この季節の雨を感じると、ある地方都市の公共施設の駐車場で、人を待っていたときのことを思い出す。まだ震災前のことだから、ずいぶん前のことだ。そのときのぼくはフロントガラスに到達した雨粒が、かたまりになって一直線に走る様子を観ながら、時間を過ごしていた。

ぼくは、その人と会うほんの数十分間のために、7時間、夜通し運転をしてそこにたどり着き、そして出番を待つ芸人のように少し緊張した状態で運転席に座っていた。まもなく始まる時間に備えて、心の準備をしていた。今思えば、あまり役には立たなかった気がするけど。

あのときの雨の匂いは、今の季節の雨の匂いと同じだ。そのことをぼくはとても幸せに感じる。匂いに包まれると、あのときに戻れるから。しかし、同時に切ない気持ちでいっぱいになる。思い通りにならない自分の人生を感じるから、かな。

毎年、この時期、雨の日は、同じように過去に戻っては幸せを感じ、切なさを感じるのだが、幸せと切なさの配分が徐々に変化していることも自覚する。以前は、切ないだけだった。今は、まあ、半々ぐらいかな。だんだん、幸せの比率の方が大きくなっている。悟りのような心持ちだろうか。

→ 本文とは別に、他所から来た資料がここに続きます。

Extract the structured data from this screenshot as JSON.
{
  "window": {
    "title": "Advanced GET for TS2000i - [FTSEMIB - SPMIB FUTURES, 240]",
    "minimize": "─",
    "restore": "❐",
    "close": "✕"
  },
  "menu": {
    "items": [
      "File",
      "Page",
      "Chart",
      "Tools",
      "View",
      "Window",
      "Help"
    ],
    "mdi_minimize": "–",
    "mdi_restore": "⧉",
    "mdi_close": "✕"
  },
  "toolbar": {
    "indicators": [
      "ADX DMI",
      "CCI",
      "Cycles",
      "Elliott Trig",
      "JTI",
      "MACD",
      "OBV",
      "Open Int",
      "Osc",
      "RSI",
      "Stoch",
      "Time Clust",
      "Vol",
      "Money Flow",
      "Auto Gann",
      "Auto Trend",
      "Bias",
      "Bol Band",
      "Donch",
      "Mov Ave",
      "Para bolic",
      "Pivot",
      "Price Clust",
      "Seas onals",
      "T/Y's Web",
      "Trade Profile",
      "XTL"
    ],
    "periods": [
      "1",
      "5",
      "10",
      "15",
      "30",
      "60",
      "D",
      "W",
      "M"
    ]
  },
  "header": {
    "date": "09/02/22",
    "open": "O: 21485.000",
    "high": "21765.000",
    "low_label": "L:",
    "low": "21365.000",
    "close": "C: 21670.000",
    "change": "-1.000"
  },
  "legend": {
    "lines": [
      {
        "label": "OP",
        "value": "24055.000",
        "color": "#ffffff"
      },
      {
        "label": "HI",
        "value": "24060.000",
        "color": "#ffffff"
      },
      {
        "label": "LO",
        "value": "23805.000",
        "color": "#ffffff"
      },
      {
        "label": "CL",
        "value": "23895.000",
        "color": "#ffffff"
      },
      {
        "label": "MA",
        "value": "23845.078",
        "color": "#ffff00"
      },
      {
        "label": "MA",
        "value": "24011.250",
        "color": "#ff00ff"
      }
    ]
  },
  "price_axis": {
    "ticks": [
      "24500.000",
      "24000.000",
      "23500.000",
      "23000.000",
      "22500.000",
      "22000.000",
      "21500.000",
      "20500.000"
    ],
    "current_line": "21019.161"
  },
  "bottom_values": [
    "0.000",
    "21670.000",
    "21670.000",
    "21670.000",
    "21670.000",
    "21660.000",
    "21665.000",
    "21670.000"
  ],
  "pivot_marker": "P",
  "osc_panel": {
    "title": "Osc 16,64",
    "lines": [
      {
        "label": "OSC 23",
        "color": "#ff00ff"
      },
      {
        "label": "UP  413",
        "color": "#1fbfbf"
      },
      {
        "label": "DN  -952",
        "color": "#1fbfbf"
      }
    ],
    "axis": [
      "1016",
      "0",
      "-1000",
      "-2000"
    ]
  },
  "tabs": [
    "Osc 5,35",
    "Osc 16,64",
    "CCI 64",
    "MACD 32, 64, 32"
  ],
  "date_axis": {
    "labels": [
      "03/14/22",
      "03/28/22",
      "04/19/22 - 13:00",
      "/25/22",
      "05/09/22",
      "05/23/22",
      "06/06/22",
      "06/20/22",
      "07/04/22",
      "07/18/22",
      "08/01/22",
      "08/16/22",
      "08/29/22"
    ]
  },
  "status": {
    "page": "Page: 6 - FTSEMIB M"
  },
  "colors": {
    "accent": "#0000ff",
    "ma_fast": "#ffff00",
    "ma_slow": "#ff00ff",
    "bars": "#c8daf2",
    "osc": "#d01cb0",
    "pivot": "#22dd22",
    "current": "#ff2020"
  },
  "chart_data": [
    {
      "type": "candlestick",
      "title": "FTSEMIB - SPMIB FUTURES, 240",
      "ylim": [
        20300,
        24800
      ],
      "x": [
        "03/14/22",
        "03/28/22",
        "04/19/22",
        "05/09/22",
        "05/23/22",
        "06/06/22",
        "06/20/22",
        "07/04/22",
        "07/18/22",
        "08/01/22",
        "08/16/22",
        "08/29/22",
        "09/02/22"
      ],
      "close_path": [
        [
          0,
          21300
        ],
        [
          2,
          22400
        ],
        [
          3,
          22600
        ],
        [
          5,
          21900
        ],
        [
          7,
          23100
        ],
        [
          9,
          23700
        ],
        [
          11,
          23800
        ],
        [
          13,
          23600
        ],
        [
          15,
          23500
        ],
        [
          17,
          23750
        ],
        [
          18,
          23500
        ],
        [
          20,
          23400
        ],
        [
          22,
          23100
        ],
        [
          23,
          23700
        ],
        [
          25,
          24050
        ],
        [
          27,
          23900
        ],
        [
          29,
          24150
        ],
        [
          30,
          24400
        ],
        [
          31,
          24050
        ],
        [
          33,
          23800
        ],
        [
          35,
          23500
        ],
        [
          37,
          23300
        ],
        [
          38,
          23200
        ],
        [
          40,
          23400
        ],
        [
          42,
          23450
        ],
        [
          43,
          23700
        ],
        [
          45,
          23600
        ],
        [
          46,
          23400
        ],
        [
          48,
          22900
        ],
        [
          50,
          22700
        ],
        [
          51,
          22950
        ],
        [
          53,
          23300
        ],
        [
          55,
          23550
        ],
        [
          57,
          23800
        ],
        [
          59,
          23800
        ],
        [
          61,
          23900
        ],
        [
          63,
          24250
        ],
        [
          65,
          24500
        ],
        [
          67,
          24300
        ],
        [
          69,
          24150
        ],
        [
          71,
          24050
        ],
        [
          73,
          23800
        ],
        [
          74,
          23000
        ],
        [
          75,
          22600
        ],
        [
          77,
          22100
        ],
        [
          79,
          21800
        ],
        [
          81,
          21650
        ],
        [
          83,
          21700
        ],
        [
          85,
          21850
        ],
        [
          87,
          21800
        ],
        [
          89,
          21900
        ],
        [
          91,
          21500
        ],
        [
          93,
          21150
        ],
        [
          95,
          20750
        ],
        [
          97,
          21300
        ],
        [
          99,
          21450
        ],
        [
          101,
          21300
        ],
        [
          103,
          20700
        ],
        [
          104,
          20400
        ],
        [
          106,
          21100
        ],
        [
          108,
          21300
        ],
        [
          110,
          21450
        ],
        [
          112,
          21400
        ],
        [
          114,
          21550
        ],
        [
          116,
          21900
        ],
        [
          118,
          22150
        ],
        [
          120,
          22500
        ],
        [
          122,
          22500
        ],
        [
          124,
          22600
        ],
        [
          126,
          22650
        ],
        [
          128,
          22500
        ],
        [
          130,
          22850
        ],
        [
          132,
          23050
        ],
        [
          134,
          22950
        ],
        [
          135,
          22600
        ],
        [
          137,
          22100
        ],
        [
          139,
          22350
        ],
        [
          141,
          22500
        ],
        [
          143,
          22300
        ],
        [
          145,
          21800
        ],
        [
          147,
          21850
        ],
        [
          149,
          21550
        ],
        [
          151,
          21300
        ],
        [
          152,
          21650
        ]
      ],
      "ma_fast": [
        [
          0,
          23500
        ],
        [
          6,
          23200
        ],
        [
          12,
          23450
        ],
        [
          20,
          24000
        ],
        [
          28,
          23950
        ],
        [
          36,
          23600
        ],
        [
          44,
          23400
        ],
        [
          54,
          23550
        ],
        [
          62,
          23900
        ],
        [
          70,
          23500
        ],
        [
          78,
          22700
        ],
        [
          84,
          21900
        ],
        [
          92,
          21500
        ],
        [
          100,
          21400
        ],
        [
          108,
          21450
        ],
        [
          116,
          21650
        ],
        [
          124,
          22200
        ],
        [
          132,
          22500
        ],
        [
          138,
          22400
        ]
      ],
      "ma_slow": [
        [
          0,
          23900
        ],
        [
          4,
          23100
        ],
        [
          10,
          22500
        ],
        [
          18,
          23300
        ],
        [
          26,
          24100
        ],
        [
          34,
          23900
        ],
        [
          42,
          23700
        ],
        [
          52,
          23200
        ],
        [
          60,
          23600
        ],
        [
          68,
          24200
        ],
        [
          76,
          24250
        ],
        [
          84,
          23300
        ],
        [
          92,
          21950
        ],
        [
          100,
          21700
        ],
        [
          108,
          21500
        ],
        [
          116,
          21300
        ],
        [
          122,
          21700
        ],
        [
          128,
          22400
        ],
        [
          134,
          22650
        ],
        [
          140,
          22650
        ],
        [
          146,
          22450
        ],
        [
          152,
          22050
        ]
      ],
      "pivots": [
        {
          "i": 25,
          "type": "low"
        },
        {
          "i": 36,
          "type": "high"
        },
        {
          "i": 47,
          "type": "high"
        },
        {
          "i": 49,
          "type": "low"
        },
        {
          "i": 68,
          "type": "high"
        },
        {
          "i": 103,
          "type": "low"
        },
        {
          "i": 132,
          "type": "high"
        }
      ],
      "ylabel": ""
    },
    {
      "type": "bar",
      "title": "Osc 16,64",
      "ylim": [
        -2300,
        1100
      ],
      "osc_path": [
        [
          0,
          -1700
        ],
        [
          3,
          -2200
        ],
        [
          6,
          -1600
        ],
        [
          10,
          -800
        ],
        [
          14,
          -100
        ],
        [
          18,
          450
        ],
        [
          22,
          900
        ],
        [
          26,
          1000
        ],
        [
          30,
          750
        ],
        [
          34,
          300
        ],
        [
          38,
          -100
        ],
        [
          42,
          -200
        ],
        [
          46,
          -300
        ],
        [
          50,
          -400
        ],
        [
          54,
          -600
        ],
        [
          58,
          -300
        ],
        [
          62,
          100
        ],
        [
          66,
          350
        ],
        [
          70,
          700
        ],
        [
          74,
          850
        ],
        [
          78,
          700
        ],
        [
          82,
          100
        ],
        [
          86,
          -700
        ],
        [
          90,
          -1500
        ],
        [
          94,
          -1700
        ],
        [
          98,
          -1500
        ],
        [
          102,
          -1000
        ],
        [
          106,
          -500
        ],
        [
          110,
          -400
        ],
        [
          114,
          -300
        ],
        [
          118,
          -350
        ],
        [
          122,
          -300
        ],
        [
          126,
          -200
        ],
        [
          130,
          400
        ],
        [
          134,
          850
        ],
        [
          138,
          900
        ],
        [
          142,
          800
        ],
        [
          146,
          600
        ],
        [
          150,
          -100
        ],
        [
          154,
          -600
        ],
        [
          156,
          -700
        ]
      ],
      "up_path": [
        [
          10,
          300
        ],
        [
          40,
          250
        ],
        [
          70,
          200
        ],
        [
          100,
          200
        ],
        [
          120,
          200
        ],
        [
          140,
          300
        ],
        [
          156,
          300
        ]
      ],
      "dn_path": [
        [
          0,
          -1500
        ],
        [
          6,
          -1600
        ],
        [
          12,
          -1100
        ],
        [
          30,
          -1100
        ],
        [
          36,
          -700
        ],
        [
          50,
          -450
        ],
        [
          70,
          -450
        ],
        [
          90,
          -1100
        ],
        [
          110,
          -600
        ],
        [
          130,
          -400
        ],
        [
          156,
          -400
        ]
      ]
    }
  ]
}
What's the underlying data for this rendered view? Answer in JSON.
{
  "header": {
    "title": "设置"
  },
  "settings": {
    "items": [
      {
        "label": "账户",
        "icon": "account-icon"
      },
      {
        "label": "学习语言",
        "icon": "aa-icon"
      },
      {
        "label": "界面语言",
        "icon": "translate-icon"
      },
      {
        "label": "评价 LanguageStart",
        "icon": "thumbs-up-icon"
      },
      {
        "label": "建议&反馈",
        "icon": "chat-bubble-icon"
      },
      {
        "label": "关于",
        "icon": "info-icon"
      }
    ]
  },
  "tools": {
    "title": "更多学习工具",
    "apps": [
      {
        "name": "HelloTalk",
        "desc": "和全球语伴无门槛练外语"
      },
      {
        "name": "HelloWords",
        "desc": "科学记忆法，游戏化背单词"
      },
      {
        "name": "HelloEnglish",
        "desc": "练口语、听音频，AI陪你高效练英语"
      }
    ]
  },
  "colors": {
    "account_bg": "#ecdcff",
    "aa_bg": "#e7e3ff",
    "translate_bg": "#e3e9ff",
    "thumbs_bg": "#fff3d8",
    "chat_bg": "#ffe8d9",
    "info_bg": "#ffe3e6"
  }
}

それとも自分の人生に対する諦めだろうか。そして、いつか、ぼくの寿命が尽きるころ、この比率はどうなっているだろう。

GWの最終日は、さっき終わったところだ。今、5月8日 月曜日 午前0時18分。カーテンを閉めているので外は見えないけれど雨の音が聞こえる。この雨は天気予報によると明日のお昼過ぎまで降り続くようだ。今夜は、雨の音を聴きながら、眠ることにする。